Genomics and Privacy
Genome data, like other biometrics such as fingerprints and iris scans, is personally identifiable information (PII). Studies have shown that de-identified genomics data, when combined with other public data sources, can result in increased risk of re-identification. Furthermore, genomic data is shared between close family members and progeny which makes privacy a long term consideration. Our understanding of genomic data with respect to disease related risk factors is continuously expanding thus making risk analysis an ongoing process.
Genomics and Collaboration
Big Data Healthcare is here now - large scale data analytics and cost of sequencing are fast becoming affordable. There are ongoing initiatives to harness this data towards personalized medicine. However, these datasets are currently siloed in large institutions e.g. Million Veteran Program, 23andMe, Geisinger Genomic Study. In order for Big Data Healthcare initiatives to succeed, we will need to bring insights from various datasets together while accounting for complex security and privacy issues.
Following is a 15 minute YouTube video where Professor David Haussler speaks at TEDxSantaCruz about collaboration, from first human genome to establishment of Global Aliiance for Genomics and Healthcare.

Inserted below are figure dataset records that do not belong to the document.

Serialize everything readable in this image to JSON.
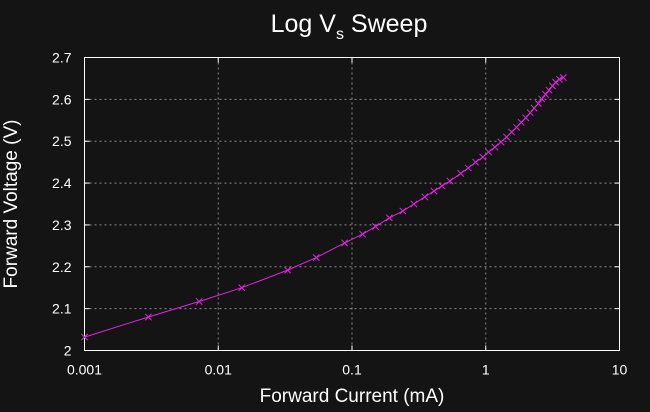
{
  "chart_data": {
    "type": "line",
    "title_main": "Log V",
    "title_sub": "s",
    "title_tail": " Sweep",
    "xlabel": "Forward Current (mA)",
    "ylabel": "Forward Voltage (V)",
    "xscale": "log",
    "xlim": [
      0.001,
      10
    ],
    "ylim": [
      2.0,
      2.7
    ],
    "grid": true,
    "legend": "none",
    "x_ticks": [
      0.001,
      0.01,
      0.1,
      1,
      10
    ],
    "x_tick_labels": [
      "0.001",
      "0.01",
      "0.1",
      "1",
      "10"
    ],
    "y_ticks": [
      2.0,
      2.1,
      2.2,
      2.3,
      2.4,
      2.5,
      2.6,
      2.7
    ],
    "y_tick_labels": [
      "2",
      "2.1",
      "2.2",
      "2.3",
      "2.4",
      "2.5",
      "2.6",
      "2.7"
    ],
    "colors": {
      "background": "#141414",
      "series": "#e024e0",
      "grid": "#8a8a8a",
      "text": "#ffffff"
    },
    "series": [
      {
        "marker": "x",
        "points": [
          [
            0.001,
            2.032
          ],
          [
            0.003,
            2.08
          ],
          [
            0.0072,
            2.117
          ],
          [
            0.015,
            2.15
          ],
          [
            0.033,
            2.192
          ],
          [
            0.054,
            2.222
          ],
          [
            0.088,
            2.257
          ],
          [
            0.12,
            2.278
          ],
          [
            0.15,
            2.296
          ],
          [
            0.19,
            2.317
          ],
          [
            0.24,
            2.333
          ],
          [
            0.29,
            2.35
          ],
          [
            0.35,
            2.367
          ],
          [
            0.41,
            2.381
          ],
          [
            0.47,
            2.393
          ],
          [
            0.54,
            2.405
          ],
          [
            0.65,
            2.423
          ],
          [
            0.74,
            2.436
          ],
          [
            0.84,
            2.45
          ],
          [
            0.95,
            2.462
          ],
          [
            1.05,
            2.474
          ],
          [
            1.17,
            2.486
          ],
          [
            1.3,
            2.498
          ],
          [
            1.43,
            2.51
          ],
          [
            1.56,
            2.522
          ],
          [
            1.7,
            2.533
          ],
          [
            1.84,
            2.545
          ],
          [
            1.99,
            2.556
          ],
          [
            2.15,
            2.568
          ],
          [
            2.3,
            2.579
          ],
          [
            2.47,
            2.59
          ],
          [
            2.62,
            2.601
          ],
          [
            2.8,
            2.612
          ],
          [
            2.97,
            2.622
          ],
          [
            3.15,
            2.632
          ],
          [
            3.33,
            2.641
          ],
          [
            3.55,
            2.648
          ],
          [
            3.8,
            2.652
          ]
        ]
      }
    ]
  }
}
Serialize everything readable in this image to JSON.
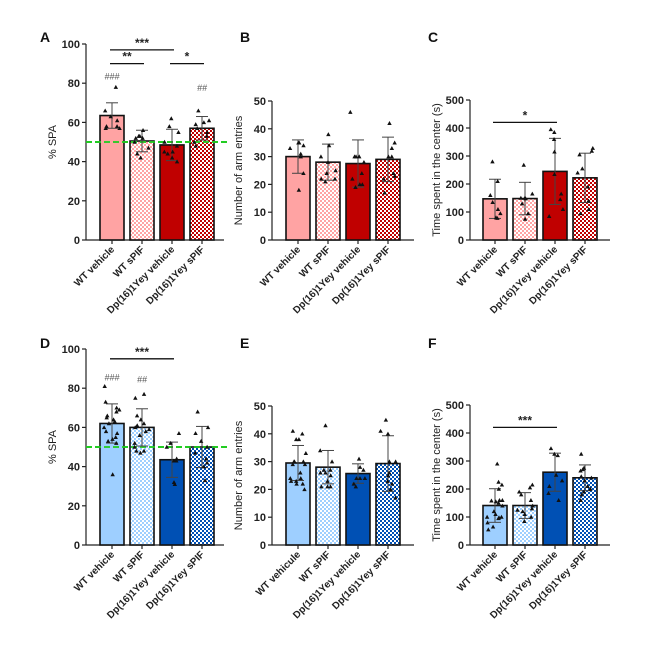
{
  "colors": {
    "wt_red": "#FFA3A3",
    "wt_red_check": "#FF9E9E",
    "dp_red": "#C00000",
    "dp_red_check": "#C00000",
    "wt_blue": "#9ECFFF",
    "wt_blue_check": "#8CC4FF",
    "dp_blue": "#0050B4",
    "dp_blue_check": "#0050B4",
    "reference_line": "#22CC22",
    "axis": "#222222"
  },
  "chart_data": [
    {
      "panel": "A",
      "type": "bar",
      "ylabel": "% SPA",
      "ylim": [
        0,
        100
      ],
      "yticks": [
        0,
        20,
        40,
        60,
        80,
        100
      ],
      "categories": [
        "WT vehicle",
        "WT sPIF",
        "Dp(16)1Yey vehicle",
        "Dp(16)1Yey sPIF"
      ],
      "fills": [
        "wt_red",
        "wt_red_check",
        "dp_red",
        "dp_red_check"
      ],
      "values": [
        63.5,
        50.5,
        48.5,
        57
      ],
      "errors": [
        6.5,
        5.5,
        8,
        6
      ],
      "points": [
        [
          78,
          66,
          63,
          61,
          58,
          58,
          57,
          57
        ],
        [
          56,
          53,
          53,
          52,
          52,
          50,
          47,
          44,
          42
        ],
        [
          62,
          58,
          55,
          50,
          48,
          45,
          45,
          44,
          42,
          40
        ],
        [
          66,
          61,
          60,
          59,
          57,
          55,
          53,
          50,
          48
        ]
      ],
      "reference_line": 50,
      "significance": [
        {
          "from": 0,
          "to": 2,
          "label": "***",
          "y": 97
        },
        {
          "from": 0,
          "to": 1,
          "label": "**",
          "y": 90
        },
        {
          "from": 2,
          "to": 3,
          "label": "*",
          "y": 90
        }
      ],
      "annotations": [
        {
          "bar": 0,
          "label": "###",
          "y": 82
        },
        {
          "bar": 3,
          "label": "##",
          "y": 76
        }
      ]
    },
    {
      "panel": "B",
      "type": "bar",
      "ylabel": "Number of arm entries",
      "ylim": [
        0,
        50
      ],
      "yticks": [
        0,
        10,
        20,
        30,
        40,
        50
      ],
      "categories": [
        "WT vehicle",
        "WT sPIF",
        "Dp(16)1Yey vehicle",
        "Dp(16)1Yey sPIF"
      ],
      "fills": [
        "wt_red",
        "wt_red_check",
        "dp_red",
        "dp_red_check"
      ],
      "values": [
        30,
        28,
        27.5,
        29
      ],
      "errors": [
        6,
        6.5,
        8.5,
        8
      ],
      "points": [
        [
          35,
          35,
          34,
          33,
          31,
          30,
          24,
          18
        ],
        [
          38,
          34,
          30,
          28,
          25,
          24,
          22,
          22,
          21
        ],
        [
          46,
          30,
          30,
          30,
          28,
          24,
          22,
          20,
          20,
          19
        ],
        [
          42,
          35,
          33,
          30,
          30,
          24,
          23,
          22,
          17
        ]
      ],
      "reference_line": null,
      "significance": [],
      "annotations": []
    },
    {
      "panel": "C",
      "type": "bar",
      "ylabel": "Time spent in the center (s)",
      "ylim": [
        0,
        500
      ],
      "yticks": [
        0,
        100,
        200,
        300,
        400,
        500
      ],
      "categories": [
        "WT vehicle",
        "WT sPIF",
        "Dp(16)1Yey vehicle",
        "Dp(16)1Yey sPIF"
      ],
      "fills": [
        "wt_red",
        "wt_red_check",
        "dp_red",
        "dp_red_check"
      ],
      "values": [
        147,
        148,
        245,
        222
      ],
      "errors": [
        70,
        58,
        118,
        88
      ],
      "points": [
        [
          280,
          210,
          160,
          135,
          110,
          95,
          80,
          78
        ],
        [
          268,
          165,
          150,
          150,
          148,
          130,
          95,
          75
        ],
        [
          395,
          385,
          360,
          315,
          235,
          165,
          145,
          110,
          85
        ],
        [
          328,
          318,
          305,
          255,
          240,
          190,
          140,
          110,
          95
        ]
      ],
      "reference_line": null,
      "significance": [
        {
          "from": 0,
          "to": 2,
          "label": "*",
          "y": 420
        }
      ],
      "annotations": []
    },
    {
      "panel": "D",
      "type": "bar",
      "ylabel": "% SPA",
      "ylim": [
        0,
        100
      ],
      "yticks": [
        0,
        20,
        40,
        60,
        80,
        100
      ],
      "categories": [
        "WT vehicle",
        "WT sPIF",
        "Dp(16)1Yey vehicle",
        "Dp(16)1Yey sPIF"
      ],
      "fills": [
        "wt_blue",
        "wt_blue_check",
        "dp_blue",
        "dp_blue_check"
      ],
      "values": [
        62,
        60,
        43.5,
        50
      ],
      "errors": [
        10,
        9.5,
        9,
        10.5
      ],
      "points": [
        [
          81,
          73,
          70,
          69,
          68,
          66,
          65,
          64,
          63,
          62,
          60,
          58,
          57,
          55,
          54,
          53,
          52,
          36
        ],
        [
          77,
          75,
          66,
          64,
          62,
          61,
          60,
          59,
          58,
          56,
          52,
          50,
          48,
          48,
          47
        ],
        [
          57,
          52,
          50,
          44,
          43,
          43,
          32,
          31
        ],
        [
          68,
          60,
          57,
          53,
          50,
          47,
          44,
          42,
          40,
          33
        ]
      ],
      "reference_line": 50,
      "significance": [
        {
          "from": 0,
          "to": 2,
          "label": "***",
          "y": 95
        }
      ],
      "annotations": [
        {
          "bar": 0,
          "label": "###",
          "y": 84
        },
        {
          "bar": 1,
          "label": "##",
          "y": 83
        }
      ]
    },
    {
      "panel": "E",
      "type": "bar",
      "ylabel": "Number of arm entries",
      "ylim": [
        0,
        50
      ],
      "yticks": [
        0,
        10,
        20,
        30,
        40,
        50
      ],
      "categories": [
        "WT vehicule",
        "WT sPIF",
        "Dp(16)1Yey vehicle",
        "Dp(16)1Yey sPIF"
      ],
      "fills": [
        "wt_blue",
        "wt_blue_check",
        "dp_blue",
        "dp_blue_check"
      ],
      "values": [
        29.5,
        28,
        25.7,
        29.3
      ],
      "errors": [
        6.3,
        6,
        3.5,
        10
      ],
      "points": [
        [
          41,
          40,
          38,
          38,
          33,
          30,
          30,
          30,
          29,
          29,
          26,
          24,
          24,
          23,
          23,
          22,
          22,
          20
        ],
        [
          43,
          34,
          30,
          27,
          27,
          26,
          26,
          25,
          23,
          21,
          21,
          21
        ],
        [
          31,
          28,
          27,
          24,
          24,
          24,
          22,
          21
        ],
        [
          45,
          41,
          40,
          30,
          30,
          26,
          25,
          23,
          22,
          20,
          17
        ]
      ],
      "reference_line": null,
      "significance": [],
      "annotations": []
    },
    {
      "panel": "F",
      "type": "bar",
      "ylabel": "Time spent in the center (s)",
      "ylim": [
        0,
        500
      ],
      "yticks": [
        0,
        100,
        200,
        300,
        400,
        500
      ],
      "categories": [
        "WT vehicle",
        "WT sPIF",
        "Dp(16)1Yey vehicle",
        "Dp(16)1Yey sPIF"
      ],
      "fills": [
        "wt_blue",
        "wt_blue_check",
        "dp_blue",
        "dp_blue_check"
      ],
      "values": [
        141,
        141,
        260,
        240
      ],
      "errors": [
        60,
        46,
        68,
        46
      ],
      "points": [
        [
          290,
          225,
          215,
          200,
          160,
          160,
          158,
          155,
          150,
          140,
          120,
          110,
          100,
          100,
          98,
          95,
          80,
          65,
          55
        ],
        [
          215,
          205,
          190,
          180,
          160,
          140,
          130,
          125,
          120,
          110,
          100,
          85
        ],
        [
          345,
          325,
          320,
          250,
          230,
          210,
          185,
          160
        ],
        [
          325,
          275,
          270,
          265,
          245,
          240,
          230,
          210,
          200,
          190,
          180,
          160
        ]
      ],
      "reference_line": null,
      "significance": [
        {
          "from": 0,
          "to": 2,
          "label": "***",
          "y": 420
        }
      ],
      "annotations": []
    }
  ]
}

Our heartfelt congratulations to winners of iDASH 2016 Challenge
Task 1: Team Bradley Malin, Vanderbilt University
Summary: Practical Protection of Genomic Data Sharing through Beacon Services (privacy-preserving output release)
Description: Given a sample Beacon database, participating teams were asked to develop solutions to mitigate the Bustamante attack. Each algorithm was evaluated based on the maximum number of correct queries that it can respond before any individual can be re-identified by the attack.
Task 2: Team Tal Rabin, IBM
Summary: Privacy-Preserving Search of Similar Cancer Patients across Organizations (secure multiparty computing)
Description: The scenario of this challenge is to find top-k most similar patients in a database on a panel of genes. The similarity is measured by the edit distance between a query sequence and sequences in the database. Participating teams were expected to come up with different algorithms that can provide good approximation to the actual edit distance and also be efficient.
Task 3: Team Kristin Lauter, Microsoft Research
Summary: Testing for Genetic Diseases on Encrypted Genomes (secure outsourcing)
Description: This is to calculate the probability of genetic diseases through matching a set of biomarkers to encrypted genomes that stored in a commercial cloud service. The requirement is that the entire matching process (only consider the exact match for each variation) needs to be carried out using homomorphic encryption so that no trace is left behind during the computation.